The next concept we need to define is the notion of “\(B\) given \(A\)”, which is typically written \(B | A\). Here’s what I mean: suppose that I get up one morning, and put on a pair of pants. An elementary event \(x\) has occurred. Suppose further I yell out to my wife (who is in the other room, and so cannot see my pants) “I’m wearing jeans today!”. Assuming that she believes that I’m telling the truth, she knows that \(A\) is true. **Given** that she knows that \(A\) has happened, what is the **conditional probability** that \(B\) is also true? Well, let’s think about what she knows. Here are the facts:

**The non-jeans events are impossible**. If \(A\) is true, then we know that the only possible elementary events that could have occurred are \(x_1\), \(x_2\) and \(x_3\) (i.e.,the jeans).

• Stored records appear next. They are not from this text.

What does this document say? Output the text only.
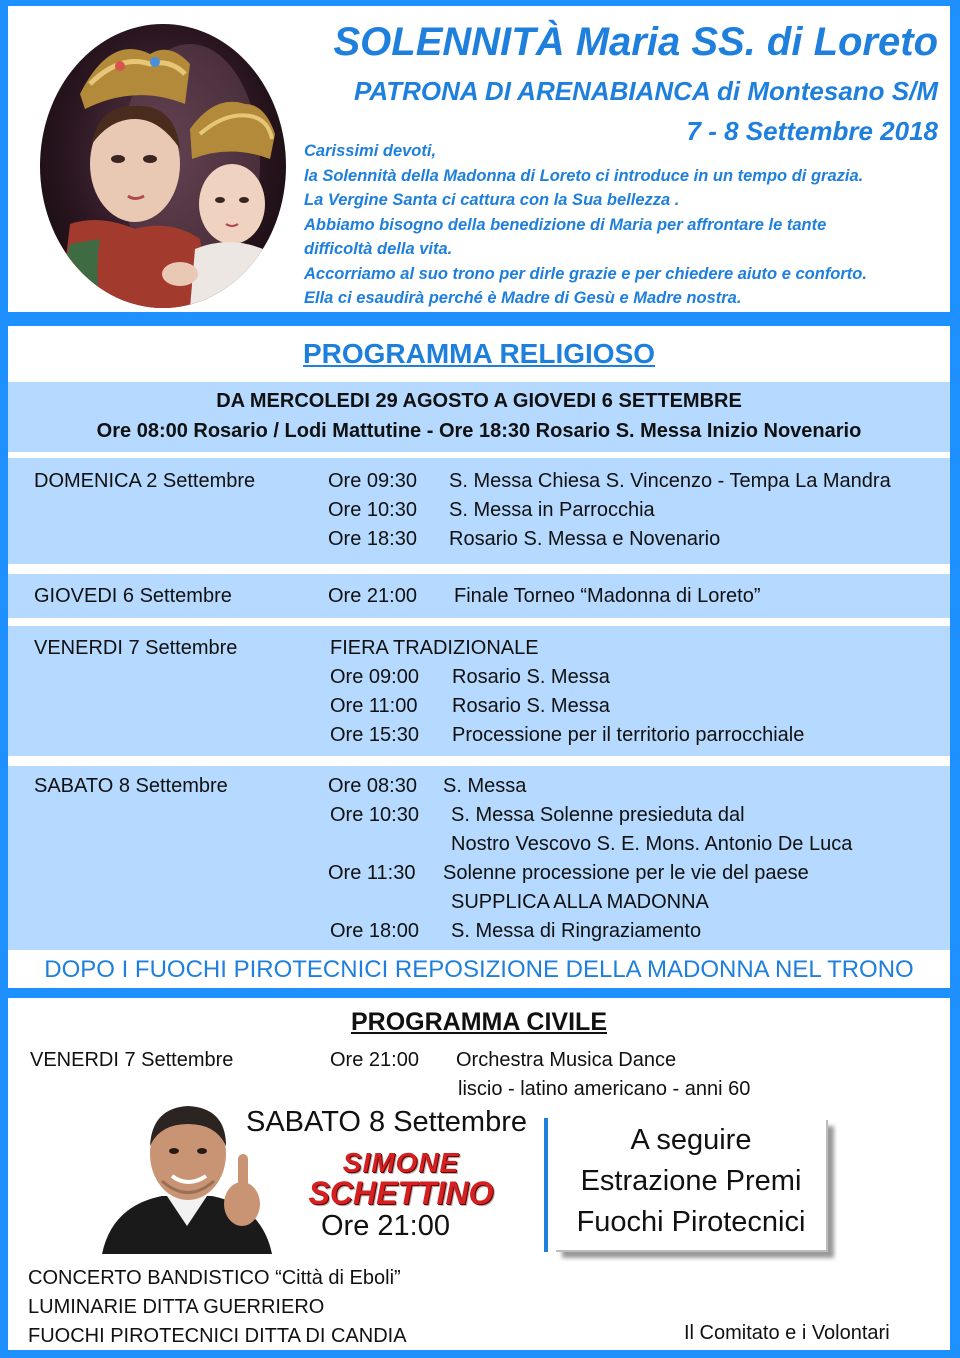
SOLENNITÀ Maria SS. di Loreto
PATRONA DI ARENABIANCA di Montesano S/M
7 - 8 Settembre 2018
Carissimi devoti,
la Solennità della Madonna di Loreto ci introduce in un tempo di grazia.
La Vergine Santa ci cattura con la Sua bellezza .
Abbiamo bisogno della benedizione di Maria per affrontare le tante
difficoltà della vita.
Accorriamo al suo trono per dirle grazie e per chiedere aiuto e conforto.
Ella ci esaudirà perché è Madre di Gesù e Madre nostra.
PROGRAMMA RELIGIOSO
DA MERCOLEDI 29 AGOSTO A GIOVEDI 6 SETTEMBRE
Ore 08:00 Rosario / Lodi Mattutine - Ore 18:30 Rosario S. Messa Inizio Novenario
DOMENICA 2 Settembre	Ore 09:30 S. Messa Chiesa S. Vincenzo - Tempa La Mandra
Ore 10:30 S. Messa in Parrocchia
Ore 18:30 Rosario S. Messa e Novenario
GIOVEDI 6 Settembre	Ore 21:00 Finale Torneo “Madonna di Loreto”
VENERDI 7 Settembre	FIERA TRADIZIONALE
Ore 09:00 Rosario S. Messa
Ore 11:00 Rosario S. Messa
Ore 15:30 Processione per il territorio parrocchiale
SABATO 8 Settembre	Ore 08:30 S. Messa
Ore 10:30 S. Messa Solenne presieduta dal
Nostro Vescovo S. E. Mons. Antonio De Luca
Ore 11:30 Solenne processione per le vie del paese
SUPPLICA ALLA MADONNA
Ore 18:00 S. Messa di Ringraziamento
DOPO I FUOCHI PIROTECNICI REPOSIZIONE DELLA MADONNA NEL TRONO
PROGRAMMA CIVILE
VENERDI 7 Settembre	Ore 21:00 Orchestra Musica Dance
liscio - latino americano - anni 60
SABATO 8 Settembre
SIMONE
SCHETTINO
Ore 21:00
A seguire
Estrazione Premi
Fuochi Pirotecnici
CONCERTO BANDISTICO “Città di Eboli”
LUMINARIE DITTA GUERRIERO
FUOCHI PIROTECNICI DITTA DI CANDIA	Il Comitato e i Volontari
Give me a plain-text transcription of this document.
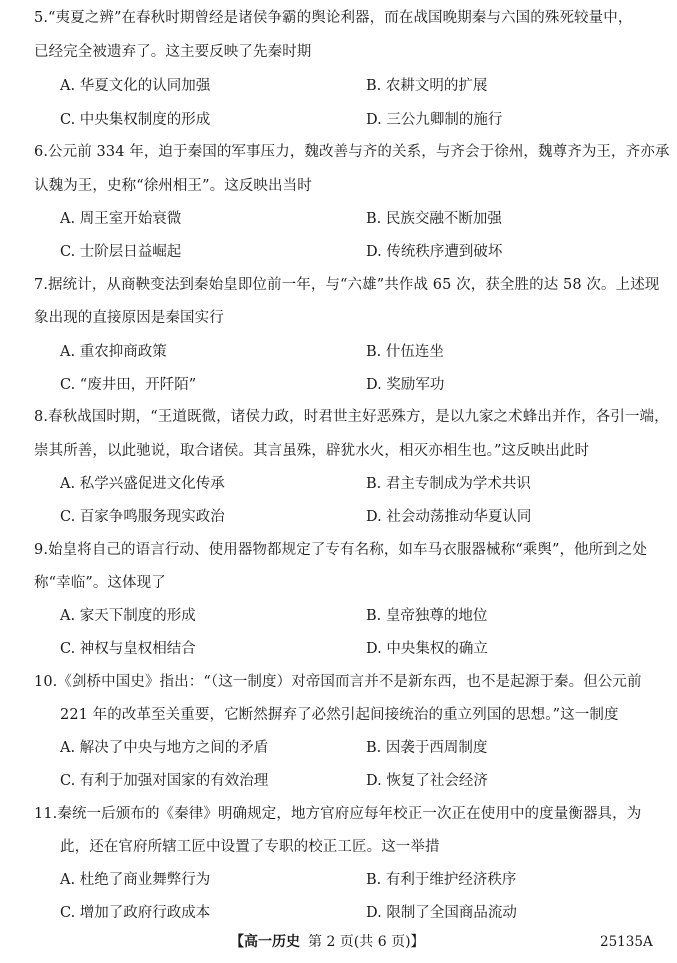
5.“夷夏之辨”在春秋时期曾经是诸侯争霸的舆论利器，而在战国晚期秦与六国的殊死较量中，
已经完全被遗弃了。这主要反映了先秦时期
A. 华夏文化的认同加强	B. 农耕文明的扩展
C. 中央集权制度的形成	D. 三公九卿制的施行
6.公元前 334 年，迫于秦国的军事压力，魏改善与齐的关系，与齐会于徐州，魏尊齐为王，齐亦承
认魏为王，史称“徐州相王”。这反映出当时
A. 周王室开始衰微	B. 民族交融不断加强
C. 士阶层日益崛起	D. 传统秩序遭到破坏
7.据统计，从商鞅变法到秦始皇即位前一年，与“六雄”共作战 65 次，获全胜的达 58 次。上述现
象出现的直接原因是秦国实行
A. 重农抑商政策	B. 什伍连坐
C. “废井田，开阡陌”	D. 奖励军功
8.春秋战国时期，“王道既微，诸侯力政，时君世主好恶殊方，是以九家之术蜂出并作，各引一端，
崇其所善，以此驰说，取合诸侯。其言虽殊，辟犹水火，相灭亦相生也。”这反映出此时
A. 私学兴盛促进文化传承	B. 君主专制成为学术共识
C. 百家争鸣服务现实政治	D. 社会动荡推动华夏认同
9.始皇将自己的语言行动、使用器物都规定了专有名称，如车马衣服器械称“乘舆”，他所到之处
称“幸临”。这体现了
A. 家天下制度的形成	B. 皇帝独尊的地位
C. 神权与皇权相结合	D. 中央集权的确立
10.《剑桥中国史》指出：“（这一制度）对帝国而言并不是新东西，也不是起源于秦。但公元前
221 年的改革至关重要，它断然摒弃了必然引起间接统治的重立列国的思想。”这一制度
A. 解决了中央与地方之间的矛盾	B. 因袭于西周制度
C. 有利于加强对国家的有效治理	D. 恢复了社会经济
11.秦统一后颁布的《秦律》明确规定，地方官府应每年校正一次正在使用中的度量衡器具，为
此，还在官府所辖工匠中设置了专职的校正工匠。这一举措
A. 杜绝了商业舞弊行为	B. 有利于维护经济秩序
C. 增加了政府行政成本	D. 限制了全国商品流动
【高一历史 第 2 页(共 6 页)】	25135A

The non-jeans events \(x_4\) and \(x_5\) are now impossible, and must be assigned probability zero. In other words, our**sample space**has been restricted to the jeans events. But it’s still the case that the probabilities of these these events**must**sum to 1: we know for sure that I’m wearing jeans.**She’s learned nothing about which jeans I’m wearing**. Before I made my announcement that I was wearing jeans, she already knew that I was five times as likely to be wearing blue jeans (\(P(x_1) = 0.5\)) than to be wearing black jeans (\(P(x_3) = 0.1\)). My announcement doesn’t change this… I said**nothing**about what colour my jeans were, so it must remain the case that \(P(x_1) / P(x_3)\) stays the same, at a value of 5.

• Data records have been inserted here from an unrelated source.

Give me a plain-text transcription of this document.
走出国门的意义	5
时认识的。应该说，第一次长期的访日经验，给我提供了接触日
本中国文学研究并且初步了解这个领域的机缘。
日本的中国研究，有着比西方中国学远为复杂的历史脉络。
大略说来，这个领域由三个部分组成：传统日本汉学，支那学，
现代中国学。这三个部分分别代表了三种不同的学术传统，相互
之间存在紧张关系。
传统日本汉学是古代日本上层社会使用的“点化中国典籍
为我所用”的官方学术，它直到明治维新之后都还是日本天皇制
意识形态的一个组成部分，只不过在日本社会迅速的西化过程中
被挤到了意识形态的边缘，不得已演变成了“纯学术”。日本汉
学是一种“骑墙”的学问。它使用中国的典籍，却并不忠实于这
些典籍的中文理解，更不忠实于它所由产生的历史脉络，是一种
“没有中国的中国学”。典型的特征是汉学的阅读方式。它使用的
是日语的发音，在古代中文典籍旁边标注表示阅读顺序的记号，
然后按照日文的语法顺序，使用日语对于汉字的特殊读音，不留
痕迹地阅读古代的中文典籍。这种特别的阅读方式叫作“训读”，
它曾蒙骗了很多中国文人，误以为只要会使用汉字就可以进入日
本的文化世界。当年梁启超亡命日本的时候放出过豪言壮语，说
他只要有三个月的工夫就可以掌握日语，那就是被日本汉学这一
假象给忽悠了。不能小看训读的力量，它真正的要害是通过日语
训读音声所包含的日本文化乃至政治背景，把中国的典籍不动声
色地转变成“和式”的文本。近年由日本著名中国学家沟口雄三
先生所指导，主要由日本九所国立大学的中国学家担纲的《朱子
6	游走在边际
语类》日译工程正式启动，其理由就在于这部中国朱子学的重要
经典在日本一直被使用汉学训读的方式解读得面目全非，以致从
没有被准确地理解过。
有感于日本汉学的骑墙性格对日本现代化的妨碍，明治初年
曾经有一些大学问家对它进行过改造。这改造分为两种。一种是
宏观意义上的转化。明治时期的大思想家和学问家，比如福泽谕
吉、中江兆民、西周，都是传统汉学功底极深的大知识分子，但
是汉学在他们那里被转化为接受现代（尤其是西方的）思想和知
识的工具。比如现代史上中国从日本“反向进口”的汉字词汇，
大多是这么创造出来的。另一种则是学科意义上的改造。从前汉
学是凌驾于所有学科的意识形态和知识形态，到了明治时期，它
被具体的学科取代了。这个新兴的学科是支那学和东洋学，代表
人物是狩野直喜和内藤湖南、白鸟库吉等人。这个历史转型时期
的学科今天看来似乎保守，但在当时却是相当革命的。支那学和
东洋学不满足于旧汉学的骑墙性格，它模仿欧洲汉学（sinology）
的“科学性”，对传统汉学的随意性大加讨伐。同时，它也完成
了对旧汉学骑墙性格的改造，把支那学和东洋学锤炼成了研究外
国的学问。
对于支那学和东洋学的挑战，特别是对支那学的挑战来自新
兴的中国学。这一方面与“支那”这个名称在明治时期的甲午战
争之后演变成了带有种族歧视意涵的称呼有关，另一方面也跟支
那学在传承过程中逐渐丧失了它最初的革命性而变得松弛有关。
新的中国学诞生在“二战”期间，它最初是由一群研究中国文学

There’s only one way to satisfy these constraints: set the impossible events to have zero probability (i.e., \(P(x | A) = 0\) if \(x\) is not in \(A\)), and then divide the probabilities of all the others by \(P(A)\). In this case, since \(P(A) = 0.9\), we divide by 0.9. This gives:

which pants? | elementary event | old prob, \(P(x)\) | new prob, \(P(x | A)\) |
---|---|---|---|

blue jeans | \(x_1\) | 0.5 | 0.556 |

grey jeans | \(x_2\) | 0.3 | 0.333 |

black jeans | \(x_3\) | 0.1 | 0.111 |

black suit | \(x_4\) | 0 | 0 |

blue tracksuit | \(x_5\) | 0.1 | 0 |

In mathematical terms, we say that

\[P(x | A) = \frac{P(x)}{P(A)} \nonumber \]

if \(x \in A\), and \(P(x|A) = 0\) otherwise. And therefore…

\[\begin{array}{rcl} P(B | A) &=& P(x_3 | A) + P(x_4 | A) \\ &=& \displaystyle\frac{P(x_3)}{P(A)} + 0 \\ &=& \displaystyle\frac{P(x_3)}{P(A)} \end{array} \nonumber \]

Now, recalling that \(A \cap B = (x_3)\), we can write this as

\[P(B | A) = \frac{P(A \cap B)}{P(A)} \nonumber \]

and if we multiply both sides by \(P(A)\) we obtain:

\[P(A \cap B) = P(B| A) P(A) \nonumber \]

which is the third rule that we had listed in the table.